When you work out regularly, Balanced Diet becomes particularly an important fraction of your routine. Having a balanced diet not only fuels the physical activities, but also offers all the raw materials that are needed by your body for building muscles and repairing damaged muscle fibers.
Having a balance diet rich in protein turns out to be enough and can help you to reach your fitness goals. On top, the time for consumption of protein also makes a huge difference in building power and muscles and the post exercise recovery.
Protein Needs of Your Body After Workout
Compared to inactive individuals, when you exercise on a daily basis, you might require more quantity of protein in your daily balanced diet. The quantity of protein you require completely depends on the type and amount of workout you do.
For instance, distance runner requires less dietary protein when compared to competitive weightlifters. While you consume roughly 0.8 grams of protein per kilogram of your body weight to meet your regular day to day needs if you are comparatively inactive, but if you engage in high intensity resistance workout you might need up to 2.0 grams of high quality protein every day for each kilogram that you weigh up.
Additionally to the total quantity you acquire, however, the timing for consumption of your protein in relation to the exercise or the workout can manipulate the efficiency of your routine.
Intense exercises daily take a great toll on your body muscles. The protein in your muscles breaks down throughout the workout and experiences repair during post exercise recovery. In addition, new muscle fibers are built between your exercise sessions.
Timing the consumption to meet the needs of your body for the building blocks of protein, amino acids, lets you to strengthen both muscle building ability and repair. Straight following the exercise, your muscle fibers are ready to start the repairing process and to include amino acids into all the new muscle fibers.
Along with the intake of protein at usual meal interval, consuming a small quantity of protein that is about 10 to 15 grams – just ahead of and a sensible quantity – 20 to 25 grams – simply following the work out directly supplies you and your body with the fiber building protein and nutrients you require to make the most out of your work out.
Types of Protein
The high value of protein offers all the necessary body building – amino acids that your body usually fails to synthesize. Protein based food sources are generally preferred as supplements, as they fully contribute all the essential nutrients such as healthy fats, carbs, minerals and vitamins.
Animal proteins, counting meat, poultry, salmon, and milk made food items, are also loaded with high quality of proteins, and you can also obtain them by combining plant found protein foodstuff that might be missing out one or more amino acid.
For instance, peanut butter on a wheat bagel or beans mixed in rice. Milk based products can also turn out be a great choice when it comes to post exercise nutrition since they enclose a huge proportion of branched chain body building amino acids. These amino acids are mainly efficient at invigorating new muscle synthesis and can assist in reducing fatigue and improve muscle fibre recovery.
Considerations that Should be Taken Before Consuming Protein
When considering nutrient timing, protein is not the only food constituent which matters the most.

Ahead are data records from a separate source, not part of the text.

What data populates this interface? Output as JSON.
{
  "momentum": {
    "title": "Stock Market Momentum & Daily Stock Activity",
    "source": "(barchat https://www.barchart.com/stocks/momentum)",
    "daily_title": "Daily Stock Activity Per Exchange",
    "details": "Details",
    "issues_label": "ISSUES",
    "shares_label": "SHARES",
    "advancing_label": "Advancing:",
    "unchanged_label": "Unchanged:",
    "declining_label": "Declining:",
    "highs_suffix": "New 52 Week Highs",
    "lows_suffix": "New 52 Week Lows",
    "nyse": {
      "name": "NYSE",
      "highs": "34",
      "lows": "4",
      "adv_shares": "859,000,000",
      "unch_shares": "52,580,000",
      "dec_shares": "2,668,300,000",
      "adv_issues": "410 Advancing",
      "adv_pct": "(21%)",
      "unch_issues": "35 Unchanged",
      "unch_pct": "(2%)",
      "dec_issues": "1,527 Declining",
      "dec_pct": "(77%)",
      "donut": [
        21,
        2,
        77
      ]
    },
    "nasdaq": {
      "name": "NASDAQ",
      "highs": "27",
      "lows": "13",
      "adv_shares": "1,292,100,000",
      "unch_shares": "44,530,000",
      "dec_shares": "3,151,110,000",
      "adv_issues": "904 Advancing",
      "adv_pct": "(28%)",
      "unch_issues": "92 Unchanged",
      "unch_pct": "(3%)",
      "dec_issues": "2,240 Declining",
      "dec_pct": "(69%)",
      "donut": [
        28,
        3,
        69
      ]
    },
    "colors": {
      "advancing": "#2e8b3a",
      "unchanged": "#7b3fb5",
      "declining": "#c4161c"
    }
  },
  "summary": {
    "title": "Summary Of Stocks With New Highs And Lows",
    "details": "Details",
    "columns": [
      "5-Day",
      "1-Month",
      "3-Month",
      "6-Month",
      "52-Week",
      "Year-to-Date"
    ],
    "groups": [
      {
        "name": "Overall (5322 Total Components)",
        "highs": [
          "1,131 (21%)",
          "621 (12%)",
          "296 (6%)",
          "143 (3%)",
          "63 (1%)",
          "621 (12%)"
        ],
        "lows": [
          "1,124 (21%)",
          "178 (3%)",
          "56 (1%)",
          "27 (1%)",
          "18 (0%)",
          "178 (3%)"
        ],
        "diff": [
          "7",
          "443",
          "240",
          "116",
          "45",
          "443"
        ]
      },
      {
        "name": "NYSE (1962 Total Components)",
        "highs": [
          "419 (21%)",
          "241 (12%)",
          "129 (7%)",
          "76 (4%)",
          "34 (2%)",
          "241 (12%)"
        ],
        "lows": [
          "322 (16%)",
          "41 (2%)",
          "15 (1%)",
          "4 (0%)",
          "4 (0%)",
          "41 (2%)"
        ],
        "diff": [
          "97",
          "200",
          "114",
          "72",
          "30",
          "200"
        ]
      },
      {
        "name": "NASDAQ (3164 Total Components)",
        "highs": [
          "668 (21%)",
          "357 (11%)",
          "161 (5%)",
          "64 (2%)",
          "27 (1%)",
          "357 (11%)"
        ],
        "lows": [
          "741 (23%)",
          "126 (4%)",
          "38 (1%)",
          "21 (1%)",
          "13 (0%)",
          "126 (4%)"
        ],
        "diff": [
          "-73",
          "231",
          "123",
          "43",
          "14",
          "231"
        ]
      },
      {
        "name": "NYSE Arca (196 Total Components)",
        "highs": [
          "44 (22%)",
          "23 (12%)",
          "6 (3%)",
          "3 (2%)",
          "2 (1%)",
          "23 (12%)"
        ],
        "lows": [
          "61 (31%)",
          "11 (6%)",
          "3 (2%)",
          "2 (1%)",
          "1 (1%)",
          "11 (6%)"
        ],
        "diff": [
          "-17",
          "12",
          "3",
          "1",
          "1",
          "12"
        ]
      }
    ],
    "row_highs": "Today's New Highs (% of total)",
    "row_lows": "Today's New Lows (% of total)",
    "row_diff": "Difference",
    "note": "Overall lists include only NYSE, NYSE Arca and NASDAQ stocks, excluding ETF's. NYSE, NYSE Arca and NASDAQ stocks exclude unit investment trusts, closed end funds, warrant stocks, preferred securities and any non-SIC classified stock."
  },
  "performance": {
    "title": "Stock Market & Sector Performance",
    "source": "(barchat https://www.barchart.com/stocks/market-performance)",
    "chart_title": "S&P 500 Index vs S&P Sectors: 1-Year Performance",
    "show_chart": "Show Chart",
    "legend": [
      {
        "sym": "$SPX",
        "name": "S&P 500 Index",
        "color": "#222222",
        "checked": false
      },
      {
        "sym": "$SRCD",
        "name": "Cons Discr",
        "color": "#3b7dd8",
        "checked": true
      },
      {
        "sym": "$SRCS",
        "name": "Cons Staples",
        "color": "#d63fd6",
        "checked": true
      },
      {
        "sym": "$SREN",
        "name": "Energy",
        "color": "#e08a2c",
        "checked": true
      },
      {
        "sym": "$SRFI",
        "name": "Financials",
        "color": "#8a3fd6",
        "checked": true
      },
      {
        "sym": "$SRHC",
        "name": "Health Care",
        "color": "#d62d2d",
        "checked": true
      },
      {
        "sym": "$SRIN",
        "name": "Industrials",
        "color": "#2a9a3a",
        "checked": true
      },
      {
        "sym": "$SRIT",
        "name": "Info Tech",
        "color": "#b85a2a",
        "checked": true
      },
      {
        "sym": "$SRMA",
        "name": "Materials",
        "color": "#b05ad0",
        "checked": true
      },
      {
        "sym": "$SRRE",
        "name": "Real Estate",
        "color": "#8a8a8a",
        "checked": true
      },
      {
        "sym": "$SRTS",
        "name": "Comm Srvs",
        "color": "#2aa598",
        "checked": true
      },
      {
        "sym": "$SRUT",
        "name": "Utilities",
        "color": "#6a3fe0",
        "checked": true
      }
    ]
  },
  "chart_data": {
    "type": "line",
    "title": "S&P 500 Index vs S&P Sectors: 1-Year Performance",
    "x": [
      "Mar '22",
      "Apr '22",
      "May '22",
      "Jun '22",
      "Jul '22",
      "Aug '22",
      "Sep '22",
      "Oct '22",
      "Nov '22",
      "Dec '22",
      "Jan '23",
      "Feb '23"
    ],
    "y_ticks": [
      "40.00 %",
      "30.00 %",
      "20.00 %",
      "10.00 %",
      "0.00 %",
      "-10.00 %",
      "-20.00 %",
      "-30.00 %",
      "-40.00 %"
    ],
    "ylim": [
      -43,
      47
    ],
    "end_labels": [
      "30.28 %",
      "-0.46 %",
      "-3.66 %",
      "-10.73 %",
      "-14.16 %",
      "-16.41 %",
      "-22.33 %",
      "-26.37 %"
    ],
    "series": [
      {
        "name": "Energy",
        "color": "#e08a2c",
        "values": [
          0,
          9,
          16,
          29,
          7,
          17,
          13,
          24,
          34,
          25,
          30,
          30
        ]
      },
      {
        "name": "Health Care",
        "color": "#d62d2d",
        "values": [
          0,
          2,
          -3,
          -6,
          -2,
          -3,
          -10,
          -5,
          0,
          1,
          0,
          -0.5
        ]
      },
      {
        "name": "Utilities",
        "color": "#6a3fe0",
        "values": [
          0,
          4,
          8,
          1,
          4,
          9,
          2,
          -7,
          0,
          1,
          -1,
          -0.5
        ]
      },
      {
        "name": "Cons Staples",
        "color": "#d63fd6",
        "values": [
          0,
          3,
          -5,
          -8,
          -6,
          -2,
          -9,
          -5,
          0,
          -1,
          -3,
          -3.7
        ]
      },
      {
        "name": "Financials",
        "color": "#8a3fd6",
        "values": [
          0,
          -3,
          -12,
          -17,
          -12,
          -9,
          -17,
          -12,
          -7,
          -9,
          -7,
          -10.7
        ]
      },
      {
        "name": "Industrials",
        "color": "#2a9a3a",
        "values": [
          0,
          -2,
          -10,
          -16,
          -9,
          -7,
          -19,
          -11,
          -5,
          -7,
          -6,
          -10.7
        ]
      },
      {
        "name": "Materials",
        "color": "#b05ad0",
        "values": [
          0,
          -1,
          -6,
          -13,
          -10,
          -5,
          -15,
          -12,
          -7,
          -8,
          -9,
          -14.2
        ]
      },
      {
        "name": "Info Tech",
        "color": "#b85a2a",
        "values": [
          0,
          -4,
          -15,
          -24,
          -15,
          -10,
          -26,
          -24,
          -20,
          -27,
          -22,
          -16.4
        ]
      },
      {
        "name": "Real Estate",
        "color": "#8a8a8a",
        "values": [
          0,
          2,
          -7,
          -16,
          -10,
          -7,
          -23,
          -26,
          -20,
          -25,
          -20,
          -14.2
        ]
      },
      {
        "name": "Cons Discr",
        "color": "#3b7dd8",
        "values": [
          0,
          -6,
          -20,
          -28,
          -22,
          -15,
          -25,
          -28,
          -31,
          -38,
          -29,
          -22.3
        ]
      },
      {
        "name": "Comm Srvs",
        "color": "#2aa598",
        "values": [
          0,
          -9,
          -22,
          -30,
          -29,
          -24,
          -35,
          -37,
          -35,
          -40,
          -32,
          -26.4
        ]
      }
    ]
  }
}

Carbohydrates also play an important role in fuelling the strength in your muscle tissue at the time of your workout session, and you can however be benefited from including carbs all along with protein in your pre exercise snack.
Following your intense exercise, glycogens in your muscle tissues becomes low. And counting ample amount of carbohydrates in the foodstuff you eat following the workout helps refilling this storage in the form of muscle starch.
Homemade Post-Workout Recovery Drink
Combining banana, yogurt and milk, you get a fresh and pleasing post workout recovery drink. Milk based items like yogurt and milk works double duty, i.e., offering both carbohydrates and protein.
Potassium and magnesium are packed in bananas, which are considered as powerful electrolytes for function of healthy muscle. Have this smoothie after the morning workout or a small afternoon meal after you get out of the gym.
One thing is for sure after a workout, nobody can go wrong with a sandwich ― sandwich is something that has everything in a hand-held. Little sodium cold cuts offer some salt and restores what you lost in the sweat during the workout session.
Tomatoes as usual, add to the freshness and increase the vitamin C in the body. You can simply replace a complete whole wheat bread by this protein packed sandwich recipe to boost the fibre content. Make sure you grill it up before hand.